Founders often misdiagnose their own problems. They'll come in worried about fundraising when the real issue is the company is doing badly and investors can tell. Or they'll worry about user acquisition when the product isn't good enough — sometimes admitting they wouldn't use it themselves if they hadn't built it.

Founders don't listen, and it's not just stubbornness — it's that so much about startups is counterintuitive. When you tell someone something counterintuitive, it sounds wrong, so they don't believe you until experience teaches them otherwise. A year later they come back and say 'We wish we'd listened to you.'

If you correct course at a high enough frequency, you can be simultaneously decisive at a micro scale and tentative at a macro scale. The result is a winding path executed very rapidly — like the path a running back takes downfield. A small improvement in navigational ability has a double effect: the path is shorter, and you can travel faster along it.

Speed defines startups. Focus enables speed. YC improves focus. Early-stage founders have a hundred problems and no one to work on them but themselves — so if they focus on what doesn't matter, nothing that matters gets done.

The educational system trains ambitious people to win by hacking the test instead of actually doing what it's supposed to measure. That stops working when you start a startup, so part of YC's job is retraining founders to stop hacking the test — and it takes surprisingly long; a year in, they still revert.

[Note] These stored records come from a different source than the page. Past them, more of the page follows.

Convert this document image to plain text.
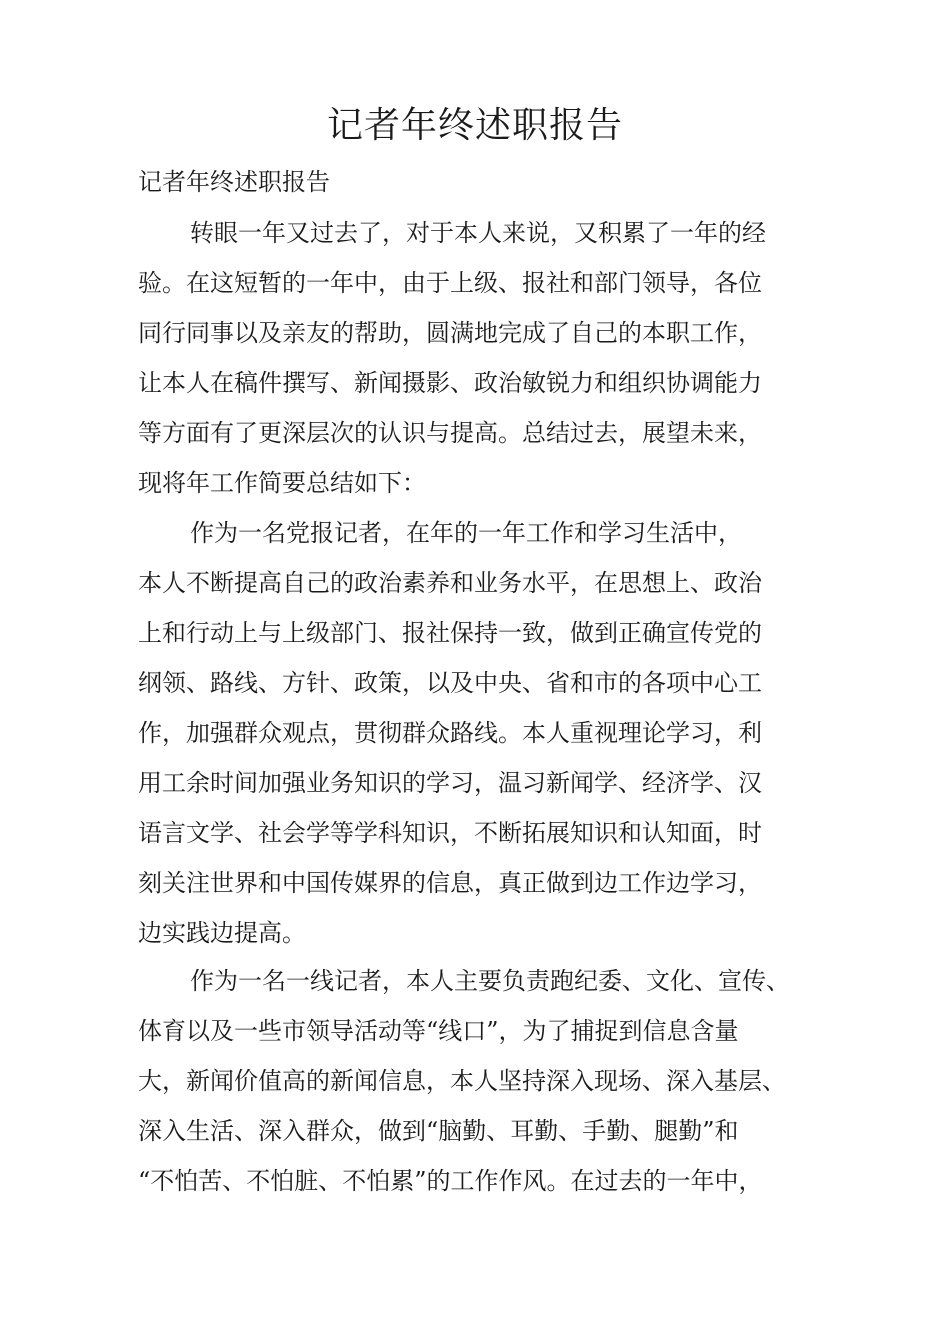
记者年终述职报告
记者年终述职报告
转眼一年又过去了，对于本人来说，又积累了一年的经
验。在这短暂的一年中，由于上级、报社和部门领导，各位
同行同事以及亲友的帮助，圆满地完成了自己的本职工作，
让本人在稿件撰写、新闻摄影、政治敏锐力和组织协调能力
等方面有了更深层次的认识与提高。总结过去，展望未来，
现将年工作简要总结如下：
作为一名党报记者，在年的一年工作和学习生活中，
本人不断提高自己的政治素养和业务水平，在思想上、政治
上和行动上与上级部门、报社保持一致，做到正确宣传党的
纲领、路线、方针、政策，以及中央、省和市的各项中心工
作，加强群众观点，贯彻群众路线。本人重视理论学习，利
用工余时间加强业务知识的学习，温习新闻学、经济学、汉
语言文学、社会学等学科知识，不断拓展知识和认知面，时
刻关注世界和中国传媒界的信息，真正做到边工作边学习，
边实践边提高。
作为一名一线记者，本人主要负责跑纪委、文化、宣传、
体育以及一些市领导活动等“线口”，为了捕捉到信息含量
大，新闻价值高的新闻信息，本人坚持深入现场、深入基层、
深入生活、深入群众，做到“脑勤、耳勤、手勤、腿勤”和
“不怕苦、不怕脏、不怕累”的工作作风。在过去的一年中，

The 'batch that broke YC' in summer 2012 was an O(n²) algorithm problem: every partner had to know every startup, which worked at 60 but shattered at 80. The fix was sharding the batch into smaller groups with dedicated partners — proof that advising startups can't be pooled or automated.

Before YC, most assumed loneliness was the price of independence for founders. But great work historically clusters — Florence in the 1400s, Göttingen, Bell Labs, Xerox PARC — and very ambitious people need colleagues more than anyone, because they're so starved for them in everyday life.